Finland was interesting, though. A cold winter (-25) and the ability to walk on a frozen sea was better than the damp cold of England. And walking home at 4 in the morning under a pink sky was fascinating. I never got a grip on Finnish I'm afraid, a Finno-Ugric language with 15 case endings. The men were serious and, well, manly (they had 'Sisu'), the women were wonderful. These were the days when Finland was still in the Soviet orbit. The president was a man called Urho Kekkonen. All my students told me what a good man he was and how good relations with Russia were essential. The next day after he died they all remarked how Finland needed to be independent and Russia was useless. Public opinion in a tyranny can never be relied on, and it seems not in a small nation next to a large one either. When I arrived in Finland there were no English signs or adverts. When I left, MacDonalds had arrived.

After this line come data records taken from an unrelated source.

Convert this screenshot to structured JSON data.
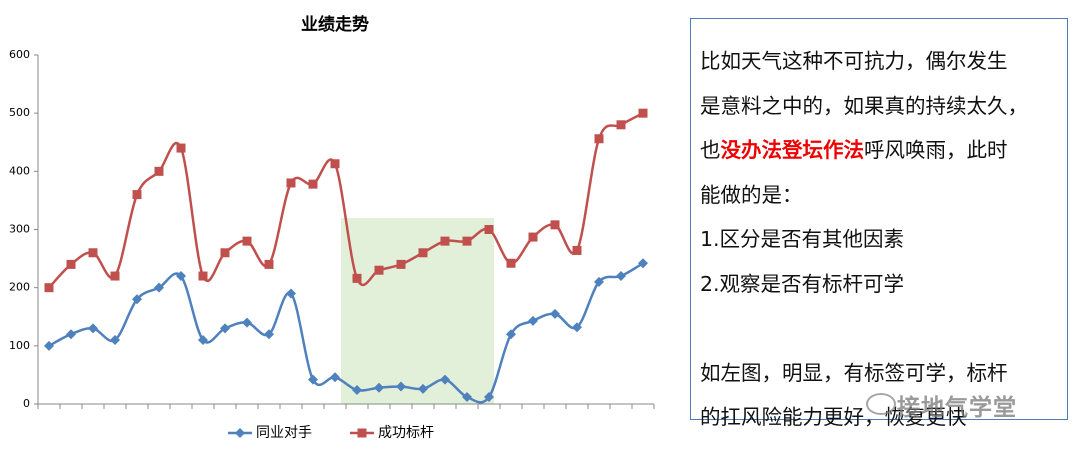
{
  "chart_data": {
    "type": "line",
    "title": "业绩走势",
    "categories": [
      null,
      null,
      null,
      null,
      null,
      null,
      null,
      null,
      null,
      null,
      null,
      null,
      null,
      null,
      null,
      null,
      null,
      null,
      null,
      null,
      null,
      null,
      null,
      null,
      null,
      null,
      null,
      null
    ],
    "series": [
      {
        "name": "同业对手",
        "color": "#4f81bd",
        "marker": "diamond",
        "values": [
          100,
          120,
          130,
          110,
          180,
          200,
          220,
          110,
          130,
          140,
          120,
          190,
          42,
          46,
          24,
          28,
          30,
          26,
          42,
          12,
          12,
          120,
          143,
          155,
          132,
          210,
          220,
          242
        ]
      },
      {
        "name": "成功标杆",
        "color": "#c0504d",
        "marker": "square",
        "values": [
          200,
          240,
          260,
          220,
          360,
          400,
          440,
          220,
          260,
          280,
          240,
          380,
          378,
          413,
          216,
          230,
          240,
          260,
          280,
          280,
          300,
          242,
          287,
          308,
          264,
          456,
          480,
          500
        ]
      }
    ],
    "ylim": [
      0,
      600
    ],
    "yticks": [
      0,
      100,
      200,
      300,
      400,
      500,
      600
    ],
    "grid": false,
    "smooth": true,
    "legend": "bottom"
  },
  "text_box": {
    "lines": [
      [
        {
          "text": "比如天气这种不可抗力，偶尔发生"
        }
      ],
      [
        {
          "text": "是意料之中的，如果真的持续太久，"
        }
      ],
      [
        {
          "text": "也"
        },
        {
          "text": "没办法登坛作法",
          "emphasis": true
        },
        {
          "text": "呼风唤雨，此时"
        }
      ],
      [
        {
          "text": "能做的是："
        }
      ],
      [
        {
          "text": "1.区分是否有其他因素"
        }
      ],
      [
        {
          "text": "2.观察是否有标杆可学"
        }
      ],
      [],
      [
        {
          "text": "如左图，明显，有标签可学，标杆"
        }
      ],
      [
        {
          "text": "的扛风险能力更好，恢复更快"
        }
      ]
    ]
  },
  "watermark": "接地气学堂"
}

A few years later I took a trip by double decker bus across Europe to India and was seriously broke when I got back. So it was off to Kuwait for a tax free salary, free appartment and health care, and a travel allowance from which we made money because transport was cheap. It didn't take me long to learn the pecking order. The Kuwaitis were supervisors only. There were more guest workers than native Kuwaitis, including over 300,000 Palestinians. We could eat out sampling a different nation's cuisine every night. We educated Brits were regarded as above most Muslims outside the Gulf, and certainly nowhere near the Indians, Pakistanis and Philpinos who did the manual jobs. On one occasion the management of the oil industry language school decided to save money by putting the support staff in a camp in the desert rather than in appartment blocks in town. We teachers protested to the British management. Whether this had any effect on the Kuwaiti bosses I don't know, but the move was cancelled.

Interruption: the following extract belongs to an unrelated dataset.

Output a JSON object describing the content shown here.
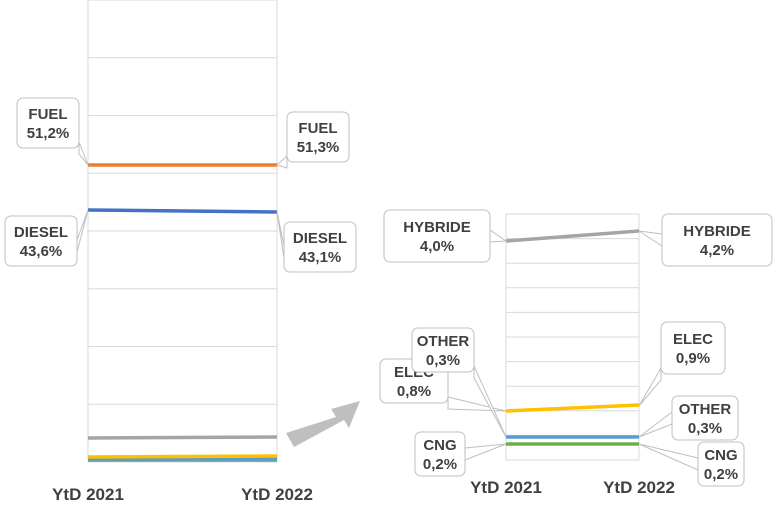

The Iraq-Iran War was raging. Occasionally a 'stray' scud missile fired by Iran landed somewhere in Kuwait. The Saudis & Kuwaitis were aiding Saddam with billions of dollars and weapons convoys heading north via the Matla Ridge (hardly a ridge at all, a small gebel with the remains of British dragons teeth tank traps from the threatened Iraqi invasion in the 60's). One day a colleague drove up to Bubiyan Island (now a military base). He saw hundreds of dead sheep with no external wounds, so wisely turned around. North-west of where we lived on the coast the Iranians had captured the Faw Peninsular. At Easter I went to Egypt for a break. While I was away the Iraquis counter-attacked. My flatmate told me that even 35 miles south the earth shook with the sound of the Iraqi guns. They also used poison gas.

Having made enough in eight months to put down a deposit on my first flat and got a job, I returned home. For us Brits that's the point. Many of us have qualifications and the support of families back home. Nowadays we can choose to find fame and fortune in Dhubai and elsewhere. Later, after the invasion I learned that because Yassir Arafat backed Saddam, the Kuwaitis expelled the Palestinians-all of them. And now people come to our country to improve their lives, including a lot of Poles and Balts who are basically doing the jobs our own people won't do (while we are paying them benefits of course). I have been reading 'Factory Girls' about migrant workers from the Chinese countryside working in the factories of the south-long hours often for the equivalent of £50 a month. But there are thousands of Chinese illegals in this country working in this country, in debt to the human traffickers and the gang-masters. Forty such strivers for a better life suffocated in the back of a smuggler's lorry. Cockle pickers trapped by the rising tide in the night phoned home, "Mother, goodbye, I am going to die." Meanwhile, students who buy £1,000 shirts, probably made in China, demonstrate for their entitlements.

* [a little known fact: thousands of Chinese labourers built fortifications in France in WW1 and some of them are buried there].